When you create and use a Subdirectory, it actually is simply a special version of a File, and it contains the same type of info in the Root Directory. But the actual tracking of Allocation Units for the files in it are still done with that one central File Allocation Table.

An Undelete operation can work IF certain things happen to be available. First, the Directory entry must be there, so that if you simply can replace the special first character with something else, it has a valid file name again. Then based on the length of the file and its FIRST allocated sector as detailed in the directory entry, the Undelete program can examine the FAT. It has to make an ASSUMPTION, for one thing. It will assume, because it has NO other info to use, that the disk sectors that originally were assigned to the file were just in one long continuous string. So it will look at the FAT entries, starting at the first one (from the directory record), and see whether there is a long string of entries marked with zeroes (meaning they are not in use now), and whether the length of this string matches the calculated disk space needed for the know file length. If the answer is yes to both, it can create a new set of entries in the FAT based on the assumed previous data and your file is restored. Well, maybe - there is no guarantee that the allocation sequence really was as assumed!

So, look at your particular case. You had data on a 360 GB unit; most of it would have been placed in the early part of the HDD, but some might be in the last 100 GB. Then you re-wrote the Partition Table, wrote a new blank Root Directory and Allocation Table for files, and filled in a bunch of data in those structures. In the Allocation Table all of the entries would have been reset to zero to show them ALL as available. Likewise the root directory would probably have been re-written to blanks before filling it up again. But even if it were not blanked out to start, all of the old data there pointed to the starting points of each old file in an Allocation Table that had been zeroed out! So, even if old file names existed, there is NO record of where they were! And of course, there's still that last 100 GB of physical space for which there is NO reference info at all!

A good file Recovery program starts by using those simpler pieces of info.
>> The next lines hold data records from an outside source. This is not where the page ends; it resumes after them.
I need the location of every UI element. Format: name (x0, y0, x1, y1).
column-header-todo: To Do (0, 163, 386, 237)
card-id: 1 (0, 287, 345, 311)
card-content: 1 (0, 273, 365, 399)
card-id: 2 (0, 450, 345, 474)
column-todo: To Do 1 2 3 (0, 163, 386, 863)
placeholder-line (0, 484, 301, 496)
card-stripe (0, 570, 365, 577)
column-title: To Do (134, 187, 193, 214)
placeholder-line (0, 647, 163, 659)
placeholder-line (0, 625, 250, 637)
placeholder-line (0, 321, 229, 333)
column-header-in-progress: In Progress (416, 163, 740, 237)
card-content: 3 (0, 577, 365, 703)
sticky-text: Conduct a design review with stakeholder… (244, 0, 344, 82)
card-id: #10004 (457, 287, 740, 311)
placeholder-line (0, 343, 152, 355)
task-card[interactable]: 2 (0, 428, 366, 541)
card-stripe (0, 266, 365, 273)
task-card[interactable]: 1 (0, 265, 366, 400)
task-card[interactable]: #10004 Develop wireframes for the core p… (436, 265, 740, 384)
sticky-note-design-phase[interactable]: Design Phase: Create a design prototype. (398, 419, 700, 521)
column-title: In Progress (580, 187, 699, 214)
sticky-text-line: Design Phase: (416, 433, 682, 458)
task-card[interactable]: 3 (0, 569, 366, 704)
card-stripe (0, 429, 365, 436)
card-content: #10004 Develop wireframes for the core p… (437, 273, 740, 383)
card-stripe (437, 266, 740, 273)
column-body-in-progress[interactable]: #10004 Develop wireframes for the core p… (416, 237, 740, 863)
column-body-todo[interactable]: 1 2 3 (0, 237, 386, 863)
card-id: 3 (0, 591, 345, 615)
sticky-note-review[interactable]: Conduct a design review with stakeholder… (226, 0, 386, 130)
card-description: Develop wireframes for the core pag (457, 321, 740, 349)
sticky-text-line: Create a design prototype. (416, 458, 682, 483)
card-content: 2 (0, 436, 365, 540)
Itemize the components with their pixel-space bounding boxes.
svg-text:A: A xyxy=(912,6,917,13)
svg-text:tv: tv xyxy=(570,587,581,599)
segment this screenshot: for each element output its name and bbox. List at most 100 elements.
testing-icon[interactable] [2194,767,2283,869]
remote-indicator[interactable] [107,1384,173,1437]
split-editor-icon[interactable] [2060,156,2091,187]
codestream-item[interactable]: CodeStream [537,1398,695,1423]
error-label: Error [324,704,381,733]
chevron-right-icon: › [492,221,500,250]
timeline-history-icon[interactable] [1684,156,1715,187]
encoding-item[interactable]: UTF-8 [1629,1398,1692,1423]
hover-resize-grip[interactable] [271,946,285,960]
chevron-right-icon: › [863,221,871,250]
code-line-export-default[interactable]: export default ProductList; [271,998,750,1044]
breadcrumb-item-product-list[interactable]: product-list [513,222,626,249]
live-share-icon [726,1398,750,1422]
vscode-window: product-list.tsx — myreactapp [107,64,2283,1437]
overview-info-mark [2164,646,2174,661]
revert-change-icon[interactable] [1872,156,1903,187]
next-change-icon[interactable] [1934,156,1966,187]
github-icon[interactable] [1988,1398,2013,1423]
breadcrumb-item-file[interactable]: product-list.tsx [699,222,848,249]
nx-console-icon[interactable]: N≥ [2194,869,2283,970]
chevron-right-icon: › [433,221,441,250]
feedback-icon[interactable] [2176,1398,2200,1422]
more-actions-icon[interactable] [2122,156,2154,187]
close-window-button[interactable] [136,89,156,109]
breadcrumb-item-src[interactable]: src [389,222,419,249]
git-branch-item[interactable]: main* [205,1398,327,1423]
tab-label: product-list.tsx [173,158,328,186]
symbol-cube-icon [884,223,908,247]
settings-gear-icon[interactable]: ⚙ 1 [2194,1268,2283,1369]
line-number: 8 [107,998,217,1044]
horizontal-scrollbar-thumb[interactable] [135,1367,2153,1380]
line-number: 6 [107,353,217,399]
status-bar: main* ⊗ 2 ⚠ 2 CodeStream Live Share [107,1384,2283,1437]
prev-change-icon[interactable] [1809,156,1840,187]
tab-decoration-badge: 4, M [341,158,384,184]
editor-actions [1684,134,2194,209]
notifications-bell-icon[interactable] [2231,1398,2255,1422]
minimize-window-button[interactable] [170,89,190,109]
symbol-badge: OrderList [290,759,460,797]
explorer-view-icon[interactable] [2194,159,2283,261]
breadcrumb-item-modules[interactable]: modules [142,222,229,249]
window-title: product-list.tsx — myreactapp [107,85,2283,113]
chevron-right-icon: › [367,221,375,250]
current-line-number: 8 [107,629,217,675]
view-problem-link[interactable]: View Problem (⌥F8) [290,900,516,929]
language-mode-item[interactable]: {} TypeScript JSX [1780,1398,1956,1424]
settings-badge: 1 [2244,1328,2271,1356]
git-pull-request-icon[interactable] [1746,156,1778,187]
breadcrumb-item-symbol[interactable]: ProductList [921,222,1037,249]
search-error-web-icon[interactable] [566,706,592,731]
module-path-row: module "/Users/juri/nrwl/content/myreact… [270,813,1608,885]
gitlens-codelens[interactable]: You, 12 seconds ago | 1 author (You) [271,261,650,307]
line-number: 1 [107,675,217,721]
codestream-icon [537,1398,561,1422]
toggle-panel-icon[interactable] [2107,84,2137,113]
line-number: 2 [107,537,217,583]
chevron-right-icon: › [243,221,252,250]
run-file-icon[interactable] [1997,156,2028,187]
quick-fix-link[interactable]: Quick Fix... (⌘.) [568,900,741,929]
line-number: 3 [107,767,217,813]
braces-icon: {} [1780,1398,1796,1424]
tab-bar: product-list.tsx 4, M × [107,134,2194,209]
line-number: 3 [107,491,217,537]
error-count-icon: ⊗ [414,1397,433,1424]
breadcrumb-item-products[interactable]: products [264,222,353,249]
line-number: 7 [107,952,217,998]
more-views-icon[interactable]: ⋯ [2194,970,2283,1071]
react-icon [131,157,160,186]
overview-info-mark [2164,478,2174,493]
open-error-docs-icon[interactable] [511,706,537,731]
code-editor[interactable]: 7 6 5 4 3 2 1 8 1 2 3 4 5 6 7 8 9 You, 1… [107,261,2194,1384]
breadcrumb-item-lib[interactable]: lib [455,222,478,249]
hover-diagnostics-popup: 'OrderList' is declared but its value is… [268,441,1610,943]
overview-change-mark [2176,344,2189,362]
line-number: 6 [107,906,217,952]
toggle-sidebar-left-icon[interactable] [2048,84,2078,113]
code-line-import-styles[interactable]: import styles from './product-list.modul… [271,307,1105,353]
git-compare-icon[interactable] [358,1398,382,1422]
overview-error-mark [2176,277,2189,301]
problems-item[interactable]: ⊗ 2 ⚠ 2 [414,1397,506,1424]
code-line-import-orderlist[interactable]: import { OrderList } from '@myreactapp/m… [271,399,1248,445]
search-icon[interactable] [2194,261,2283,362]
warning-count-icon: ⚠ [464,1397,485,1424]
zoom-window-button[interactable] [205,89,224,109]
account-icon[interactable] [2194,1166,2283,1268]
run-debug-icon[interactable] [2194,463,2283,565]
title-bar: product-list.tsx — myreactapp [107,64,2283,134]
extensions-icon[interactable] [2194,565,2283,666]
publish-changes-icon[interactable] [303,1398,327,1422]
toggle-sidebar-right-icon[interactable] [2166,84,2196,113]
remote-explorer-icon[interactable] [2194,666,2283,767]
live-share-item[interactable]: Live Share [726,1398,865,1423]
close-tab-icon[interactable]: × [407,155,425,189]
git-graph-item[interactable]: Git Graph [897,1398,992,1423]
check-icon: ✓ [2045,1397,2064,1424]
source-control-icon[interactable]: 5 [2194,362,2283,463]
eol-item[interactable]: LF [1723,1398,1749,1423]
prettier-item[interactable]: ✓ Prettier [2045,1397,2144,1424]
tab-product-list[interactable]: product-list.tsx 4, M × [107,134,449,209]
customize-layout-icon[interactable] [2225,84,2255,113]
But at some point ti might resort to examining every unallocated disk sector and looking for non-zero data. If it finds a sequence of sectors containing data, with blank sectors before and after it, it could offer that as a potential file. But the software alone can't know whether it's a file or not, or how complete it might be. That takes a trained person to examine and decide. And if any one old file actually is recovered as three or four such sequences in different areas, fitting them together is part of a giant data jigsaw puzzle.

Bottom line is you cannot find software to do the whole job on a disk unit that has had significant data over-writing going on. And the expensive expertise you can hire will only be able to find a small part of your old data. How successful they might be depends heavily on how fragmented your old files were before the disaster.